Originally Posted by
kelemvor
I did the acid wash (and discovered a bunch of debris under the square grid inside the cell tube). Put it all back together and reset, and it seems to have eliminated the check cell lights. Thanks! Still reading low salt @2300ppm (yup,up 100ppm? I did add a cup or two of salt last night, but being that 100lbs is what I'd need, I can't see how that would have made any difference at all.
The pool store has a rather complicated looking array of beakers and tubes.
Most likely either a Taylor or Bioguard water lab.
One of them has a motor that spins a device on the bottom, and they drop a plastic "pill" in while adding chemicals.
That is a magnetic stirrer and the "pill" is a bar magnet to mix the chemicals. they are actually very useful in water testing, particularly for the calcium hardness, total alkalinity, and salt titration (if testing salt chemcially).
There's a few other beakers they use, along with a device that looks a bit like a scale with an electric meter on the bottom (I'm guessing this is the salt test by testing conductivity?)

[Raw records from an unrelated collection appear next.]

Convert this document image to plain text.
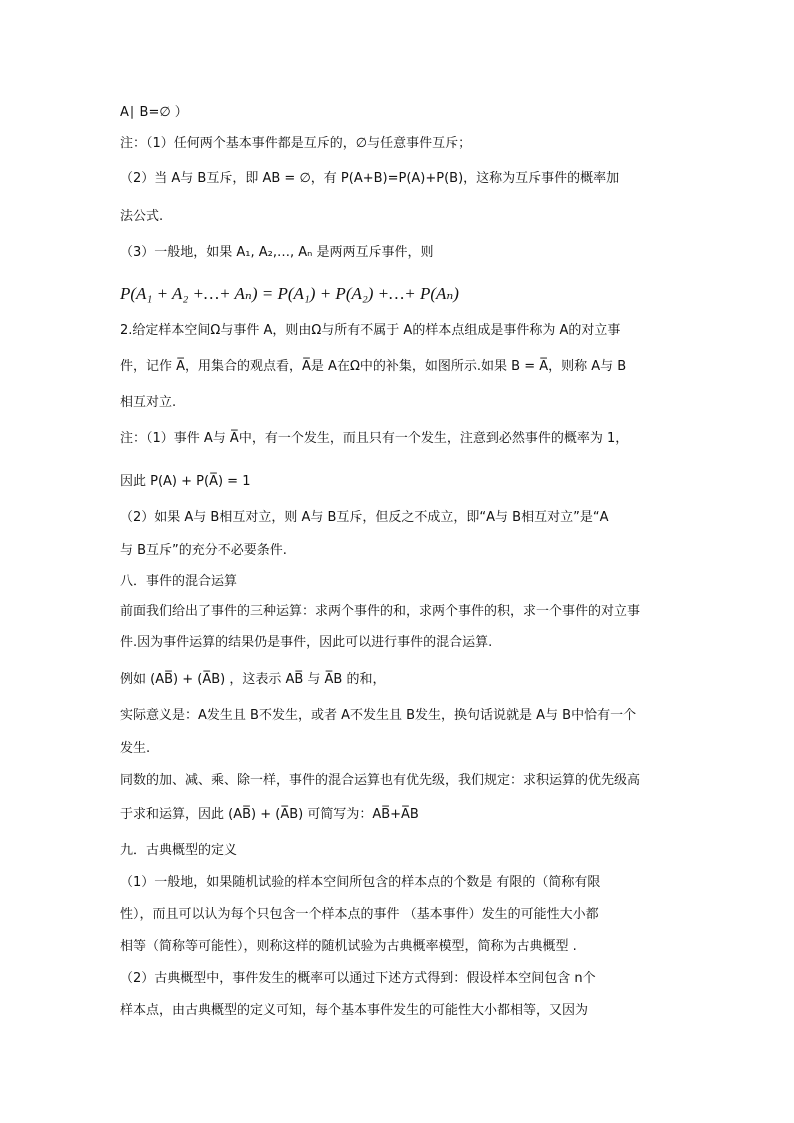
A∣ B=∅ ）
注：（1）任何两个基本事件都是互斥的，∅与任意事件互斥；
（2）当 A与 B互斥，即 AB = ∅，有 P(A+B)=P(A)+P(B)，这称为互斥事件的概率加
法公式.
（3）一般地，如果 A₁, A₂,…, Aₙ 是两两互斥事件，则
P(A₁ + A₂ +…+ Aₙ) = P(A₁) + P(A₂) +…+ P(Aₙ)
2.给定样本空间Ω与事件 A，则由Ω与所有不属于 A的样本点组成是事件称为 A的对立事
件，记作 A̅，用集合的观点看，A̅是 A在Ω中的补集，如图所示.如果 B = A̅，则称 A与 B
相互对立.
注：（1）事件 A与 A̅中，有一个发生，而且只有一个发生，注意到必然事件的概率为 1，
因此 P(A) + P(A̅) = 1
（2）如果 A与 B相互对立，则 A与 B互斥，但反之不成立，即“A与 B相互对立”是“A
与 B互斥”的充分不必要条件.
八．事件的混合运算
前面我们给出了事件的三种运算：求两个事件的和，求两个事件的积，求一个事件的对立事
件.因为事件运算的结果仍是事件，因此可以进行事件的混合运算.
例如 (AB̅) + (A̅B) ，这表示 AB̅ 与 A̅B 的和，
实际意义是：A发生且 B不发生，或者 A不发生且 B发生，换句话说就是 A与 B中恰有一个
发生.
同数的加、减、乘、除一样，事件的混合运算也有优先级，我们规定：求积运算的优先级高
于求和运算，因此 (AB̅) + (A̅B) 可简写为：AB̅+A̅B
九．古典概型的定义
（1）一般地，如果随机试验的样本空间所包含的样本点的个数是 有限的（简称有限
性），而且可以认为每个只包含一个样本点的事件 （基本事件）发生的可能性大小都
相等（简称等可能性），则称这样的随机试验为古典概率模型，简称为古典概型 .
（2）古典概型中，事件发生的概率可以通过下述方式得到：假设样本空间包含 n个
样本点，由古典概型的定义可知，每个基本事件发生的可能性大小都相等，又因为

Sounds like a MyronL salt meter, TDS meter, or their combo salt/TDS unit. MyronL are among the best meters of this type and yes it does measure conductivity. However, they need to be kept calibrated with standard solutions and if this is not done the results are meaningless.
The salt I bought is "Salinity Fine Grain Pool Salt W/Stain Inhibitor 40 Lb. Bag" so I think I'll put half of that in tonight and see where I end up tomorrow for a salt reading. I think I read too much salt can seriously damage things, is that correct?
I think I'm on the right track, anyway. Thanks for the help!